I got the sense from my reading that I should be able to do better. So I searched in the normal places people search for information, and found a few interesting things:
- Magickal Visualization Training – Work Shop – Part One to Five, copyright 2000 by The Church of the Hermetic Sciences, Inc. A very short (four pages) tutorial which includes specific exercises to improve focus and stamina for visualization. It’s not a skill that most people use or cultivate as adults, so it needs to be trained and exercised. Additionally, it gave additional references (texts to pair with the exercises) which I was also able to find in my travels:
- Initiation into Hermetics, Franz Bardon
- Magical Ritual Methods, William G. Gray
- Fundamentals of Yoga, Rammurti Mishra
- Raja Yoga, Ramacharaka
- Self Hypnotism: Its Technique & Use in Daily Living, Le Cron. This is quite a respected book on the topic, but quite a bit dated at over 50 years old, and contains some truly outlandish and easily disproven claims — that asthma, for example, is the result of a suppressed childhood cry, and that further, asthmatics cannot cry. There’s still some valuable info contained within, but it’s difficult to take it seriously as a whole with such claims.

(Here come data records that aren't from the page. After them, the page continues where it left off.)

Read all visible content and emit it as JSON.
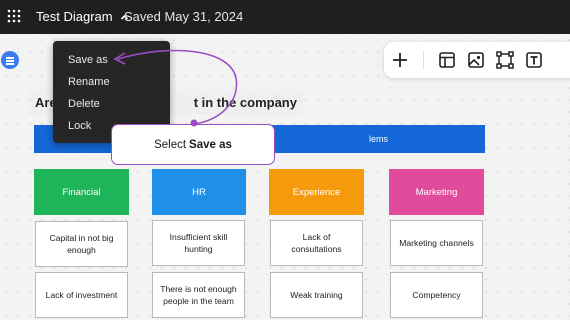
{
  "header": {
    "title": "Test Diagram",
    "saved_status": "Saved May 31, 2024"
  },
  "menu": {
    "items": [
      {
        "label": "Save as"
      },
      {
        "label": "Rename"
      },
      {
        "label": "Delete"
      },
      {
        "label": "Lock"
      }
    ]
  },
  "tooltip": {
    "prefix": "Select",
    "action": "Save as"
  },
  "board": {
    "title_prefix": "Are",
    "title_suffix": "t in the company",
    "banner_text": "lems",
    "categories": [
      {
        "label": "Financial",
        "color": "#1fb45a"
      },
      {
        "label": "HR",
        "color": "#1f8fea"
      },
      {
        "label": "Experience",
        "color": "#f59a0c"
      },
      {
        "label": "Marketing",
        "color": "#e04b9b"
      }
    ],
    "cards": [
      [
        "Capital in not big enough",
        "Lack of investment"
      ],
      [
        "Insufficient skill hunting",
        "There is not enough people in the team"
      ],
      [
        "Lack of consultations",
        "Weak training"
      ],
      [
        "Marketing channels",
        "Competency"
      ]
    ]
  },
  "colors": {
    "accent_purple": "#9b4cc4",
    "banner_blue": "#1467d6",
    "topbar": "#1f1f1f"
  },
  "icons": [
    "apps-grid-icon",
    "chevron-up-icon",
    "menu-icon",
    "plus-icon",
    "layout-icon",
    "image-icon",
    "connect-shapes-icon",
    "text-icon"
  ]
}
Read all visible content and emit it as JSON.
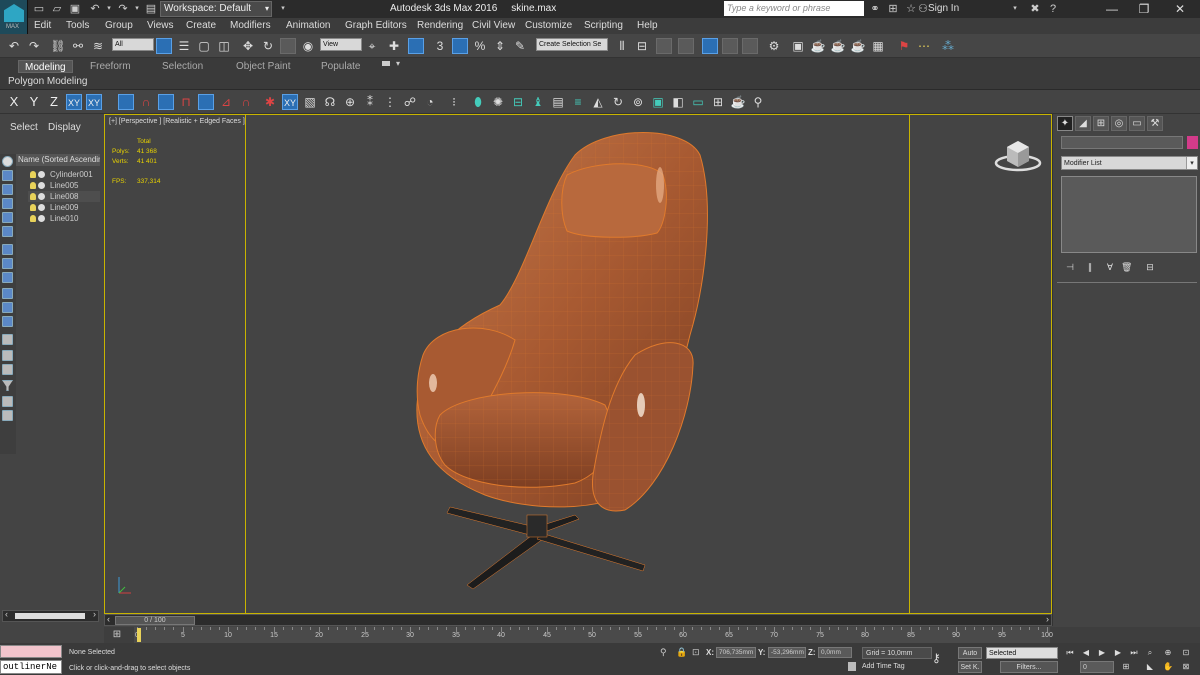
{
  "titlebar": {
    "logo": "MAX",
    "workspace": "Workspace: Default",
    "title": "Autodesk 3ds Max 2016",
    "filename": "skine.max",
    "search_placeholder": "Type a keyword or phrase",
    "signin": "Sign In"
  },
  "menu": [
    "Edit",
    "Tools",
    "Group",
    "Views",
    "Create",
    "Modifiers",
    "Animation",
    "Graph Editors",
    "Rendering",
    "Civil View",
    "Customize",
    "Scripting",
    "Help"
  ],
  "toolbar": {
    "filter": "All",
    "refcoord": "View",
    "selset": "Create Selection Se",
    "snap_num": "3"
  },
  "ribbon": {
    "tabs": [
      "Modeling",
      "Freeform",
      "Selection",
      "Object Paint",
      "Populate"
    ],
    "active": "Modeling",
    "sub": "Polygon Modeling"
  },
  "axes": [
    "X",
    "Y",
    "Z",
    "XY",
    "XY"
  ],
  "explorer": {
    "tabs": [
      "Select",
      "Display"
    ],
    "column": "Name (Sorted Ascending)",
    "items": [
      "Cylinder001",
      "Line005",
      "Line008",
      "Line009",
      "Line010"
    ]
  },
  "viewport": {
    "label": "[+] [Perspective ] [Realistic + Edged Faces ]",
    "stats": {
      "total_label": "Total",
      "polys_label": "Polys:",
      "polys": "41 368",
      "verts_label": "Verts:",
      "verts": "41 401",
      "fps_label": "FPS:",
      "fps": "337,314"
    }
  },
  "command_panel": {
    "modifier_list": "Modifier List"
  },
  "timeslider": {
    "label": "0 / 100",
    "ticks": [
      0,
      5,
      10,
      15,
      20,
      25,
      30,
      35,
      40,
      45,
      50,
      55,
      60,
      65,
      70,
      75,
      80,
      85,
      90,
      95,
      100
    ]
  },
  "status": {
    "maxscript_value": "outlinerNe",
    "selection": "None Selected",
    "prompt": "Click or click-and-drag to select objects",
    "x_label": "X:",
    "x": "706,735mm",
    "y_label": "Y:",
    "y": "-53,296mm",
    "z_label": "Z:",
    "z": "0,0mm",
    "grid": "Grid = 10,0mm",
    "add_time_tag": "Add Time Tag",
    "auto": "Auto",
    "setk": "Set K.",
    "selected": "Selected",
    "filters": "Filters...",
    "frame": "0"
  },
  "colors": {
    "accent": "#2b6fb4",
    "viewport_border": "#c8b400",
    "chair": "#b5633a",
    "stats": "#e8d200"
  }
}
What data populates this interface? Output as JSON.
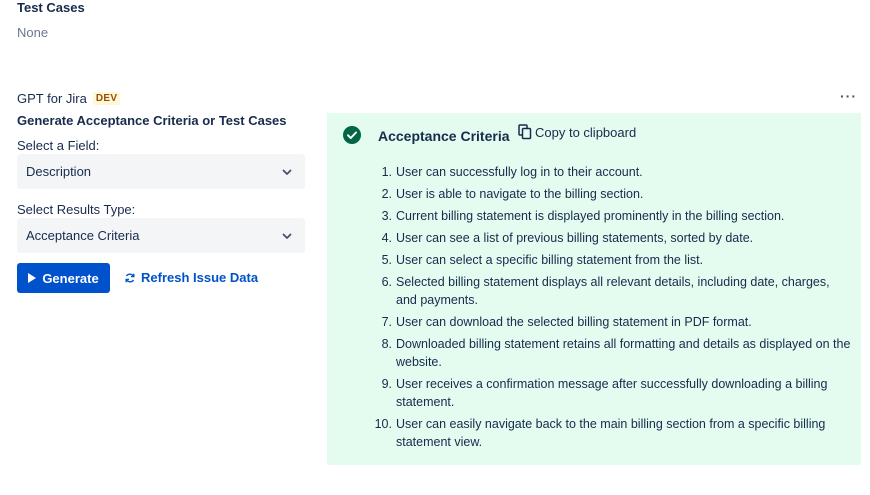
{
  "top_field": {
    "label": "Test Cases",
    "value": "None"
  },
  "app": {
    "title": "GPT for Jira",
    "badge": "DEV",
    "more": "···"
  },
  "form": {
    "section_title": "Generate Acceptance Criteria or Test Cases",
    "field_label": "Select a Field:",
    "field_value": "Description",
    "results_label": "Select Results Type:",
    "results_value": "Acceptance Criteria",
    "generate_label": "Generate",
    "refresh_label": "Refresh Issue Data"
  },
  "result": {
    "title": "Acceptance Criteria",
    "copy_label": "Copy to clipboard",
    "items": [
      "User can successfully log in to their account.",
      "User is able to navigate to the billing section.",
      "Current billing statement is displayed prominently in the billing section.",
      "User can see a list of previous billing statements, sorted by date.",
      "User can select a specific billing statement from the list.",
      "Selected billing statement displays all relevant details, including date, charges, and payments.",
      "User can download the selected billing statement in PDF format.",
      "Downloaded billing statement retains all formatting and details as displayed on the website.",
      "User receives a confirmation message after successfully downloading a billing statement.",
      "User can easily navigate back to the main billing section from a specific billing statement view."
    ]
  },
  "colors": {
    "primary": "#0052cc",
    "success_bg": "#e3fcef",
    "success_icon": "#006644",
    "select_bg": "#f4f5f7"
  },
  "icons": {
    "check": "check-circle-icon",
    "copy": "copy-icon",
    "chevron": "chevron-down-icon",
    "play": "play-icon",
    "refresh": "refresh-icon"
  }
}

- The Book of Solomon’s Magick, Carroll “Poke” Runyon
- Magick and Hypnosis, Carrol “Poke” Runyon: This one was a game-changer for me. As a lifelong skeptic, I struggled for a while with “why am I doing this when it’s clearly made up?” This piece helped me to understand that it’s not supposed to be about believing at face value. I knew this from my Crowley studies, but this took it a step further, explaining that what was lost in the Victorian era, when “objective” experimental study took over, was the trance/hypnosis aspect of the rituals, which is critical to the internal reprogramming which is real core of ritual work. Find it. Read it. Tell me I’m wrong.
- Creative Visualization for Dummies
This information takes time to digest, and the exercises take time to either take effect or not. At some point, I hope to follow up here on what helps (to improve visualization skills) and what doesn’t.